Last weekend I had the good fortune to gather with eight other writers at an old (potentially haunted) stone manor house for a three-day writing retreat.
|English Inn, Victoria, BC - photo by Kate Boorman|
It proved to be an excellent location—stunning common areas, rooms that were both beautiful and comfortable, quirky closets and hallways, and, only a short walk away, the Pacific Ocean and a park with curious, abandoned military structures. The manor ghost stopped by from time to time, occasionally knocking from within the walls and causing unplugged phones to ring, but that only added fuel to our already-out-of-control imaginations. Top it off with good food, shop talk, wine, and chocolate, and you’ve got a near perfect retreat.

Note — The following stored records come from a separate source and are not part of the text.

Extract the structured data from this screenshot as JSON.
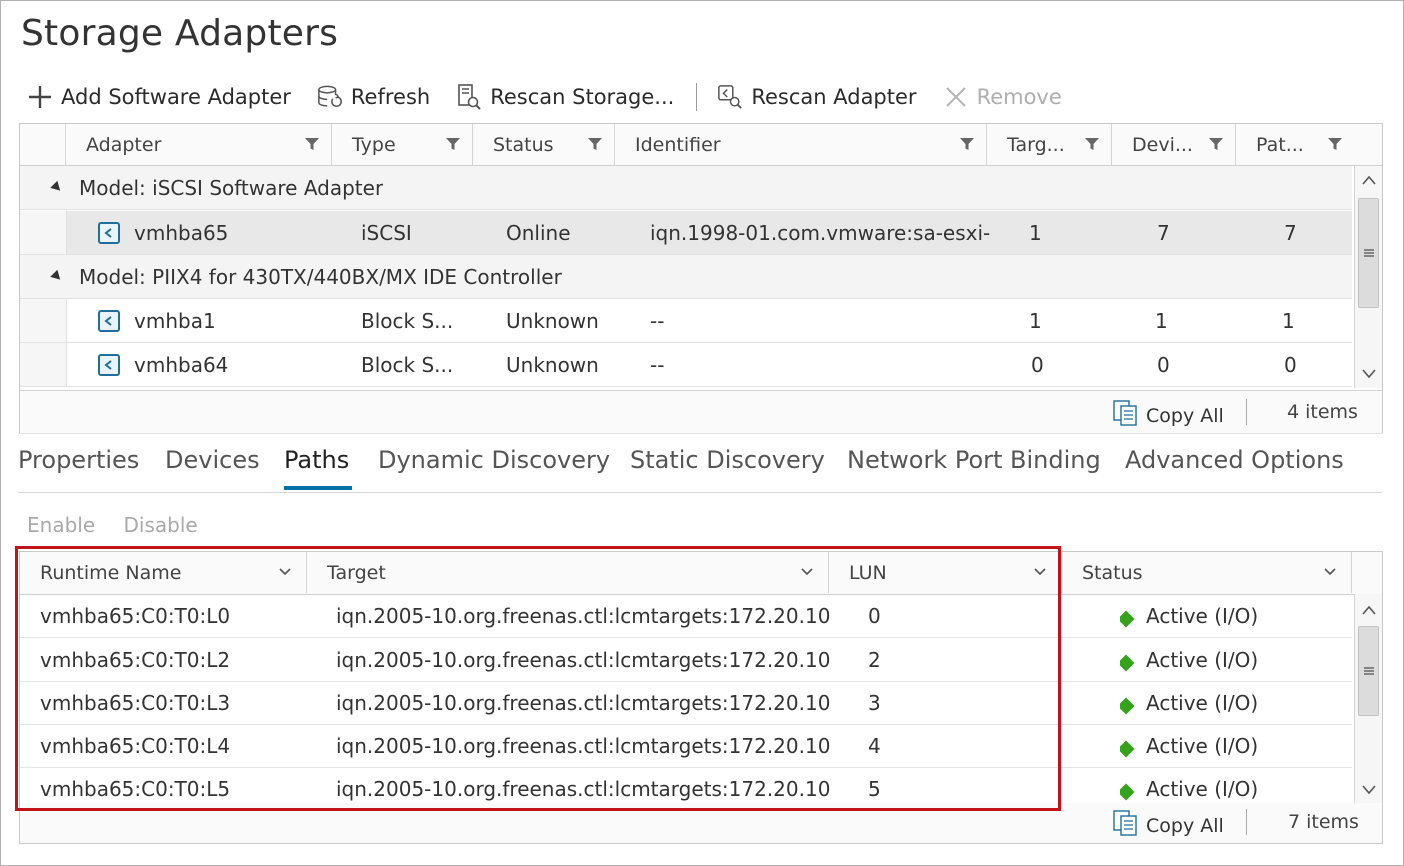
{
  "page": {
    "title": "Storage Adapters"
  },
  "toolbar": {
    "add_software_adapter": "Add Software Adapter",
    "refresh": "Refresh",
    "rescan_storage": "Rescan Storage...",
    "rescan_adapter": "Rescan Adapter",
    "remove": "Remove"
  },
  "adapters": {
    "columns": [
      "Adapter",
      "Type",
      "Status",
      "Identifier",
      "Targ...",
      "Devi...",
      "Pat..."
    ],
    "groups": [
      {
        "label": "Model: iSCSI Software Adapter"
      },
      {
        "label": "Model: PIIX4 for 430TX/440BX/MX IDE Controller"
      }
    ],
    "rows": [
      {
        "adapter": "vmhba65",
        "type": "iSCSI",
        "status": "Online",
        "identifier": "iqn.1998-01.com.vmware:sa-esxi-...",
        "targets": "1",
        "devices": "7",
        "paths": "7"
      },
      {
        "adapter": "vmhba1",
        "type": "Block S...",
        "status": "Unknown",
        "identifier": "--",
        "targets": "1",
        "devices": "1",
        "paths": "1"
      },
      {
        "adapter": "vmhba64",
        "type": "Block S...",
        "status": "Unknown",
        "identifier": "--",
        "targets": "0",
        "devices": "0",
        "paths": "0"
      }
    ],
    "footer": {
      "copy_all": "Copy All",
      "count": "4 items"
    }
  },
  "tabs": [
    "Properties",
    "Devices",
    "Paths",
    "Dynamic Discovery",
    "Static Discovery",
    "Network Port Binding",
    "Advanced Options"
  ],
  "active_tab": "Paths",
  "paths_toolbar": {
    "enable": "Enable",
    "disable": "Disable"
  },
  "paths": {
    "columns": [
      "Runtime Name",
      "Target",
      "LUN",
      "Status"
    ],
    "rows": [
      {
        "runtime": "vmhba65:C0:T0:L0",
        "target": "iqn.2005-10.org.freenas.ctl:lcmtargets:172.20.10.1...",
        "lun": "0",
        "status": "Active (I/O)"
      },
      {
        "runtime": "vmhba65:C0:T0:L2",
        "target": "iqn.2005-10.org.freenas.ctl:lcmtargets:172.20.10.1...",
        "lun": "2",
        "status": "Active (I/O)"
      },
      {
        "runtime": "vmhba65:C0:T0:L3",
        "target": "iqn.2005-10.org.freenas.ctl:lcmtargets:172.20.10.1...",
        "lun": "3",
        "status": "Active (I/O)"
      },
      {
        "runtime": "vmhba65:C0:T0:L4",
        "target": "iqn.2005-10.org.freenas.ctl:lcmtargets:172.20.10.1...",
        "lun": "4",
        "status": "Active (I/O)"
      },
      {
        "runtime": "vmhba65:C0:T0:L5",
        "target": "iqn.2005-10.org.freenas.ctl:lcmtargets:172.20.10.1...",
        "lun": "5",
        "status": "Active (I/O)"
      }
    ],
    "footer": {
      "copy_all": "Copy All",
      "count": "7 items"
    }
  },
  "colors": {
    "accent": "#0072a3",
    "status_active": "#35a21c",
    "highlight": "#c0141a"
  }
}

Each of us spent the majority of our time retreating in our rooms – for me, that meant hours spent fleshing out a new story idea; others were revising or first-drafting; a few were working together on a joint project; and one person was intentionally resting, nurturing her creative spirit in preparation for the heavy workload she knew was ahead. We all did what we needed, what was right for us at the time. It was bliss.
So, writers should all just zip off to a retreat whenever they feel the need, right?
Yeah, I think it’s safe to say, for most of us that’s not gonna happen very often. Before last weekend, it had been four years since I’d managed to get away for a writing retreat. (Too long!) But here’s the thing: it’s vital that we recognize and claim whatever we need to be healthy and productive in our creative lives. Maybe that means indulging in the luxury of a weekend away from all other commitments, but more often than not, it means carving out time in bits and pieces amidst multiple responsibilities.
Whether you’re on deadline and need to get words on the page pronto, or you’re feeling a little battle-worn and desperate for some self-care—wherever you’re at in this creative life right now—carve out the time and space you need. Value your work, and nurture your creative spirit, even if you damn near have to perform miracles to find the resources to do so.
I know it’s hard, especially when we have so many demands on our time, energy, and finances, or when we’re so used to caring for others and putting our own needs on the backburner. Do it anyway. Use that trusty imagination of yours to come up with a plan to meet your own needs. Yes, your writing is worth it. Yes, you are worth it.
Give and Take: Of course, the flip side of "take what you need" is "give what you can". Got a tip on ways to find time to write, or ways to make self-care a priority? Please share! Having a particularly difficult time claiming what you need? Let us know, and maybe the hive-mind of our comments section can help you brainstorm a solution.
Take care, dear writers, and write on.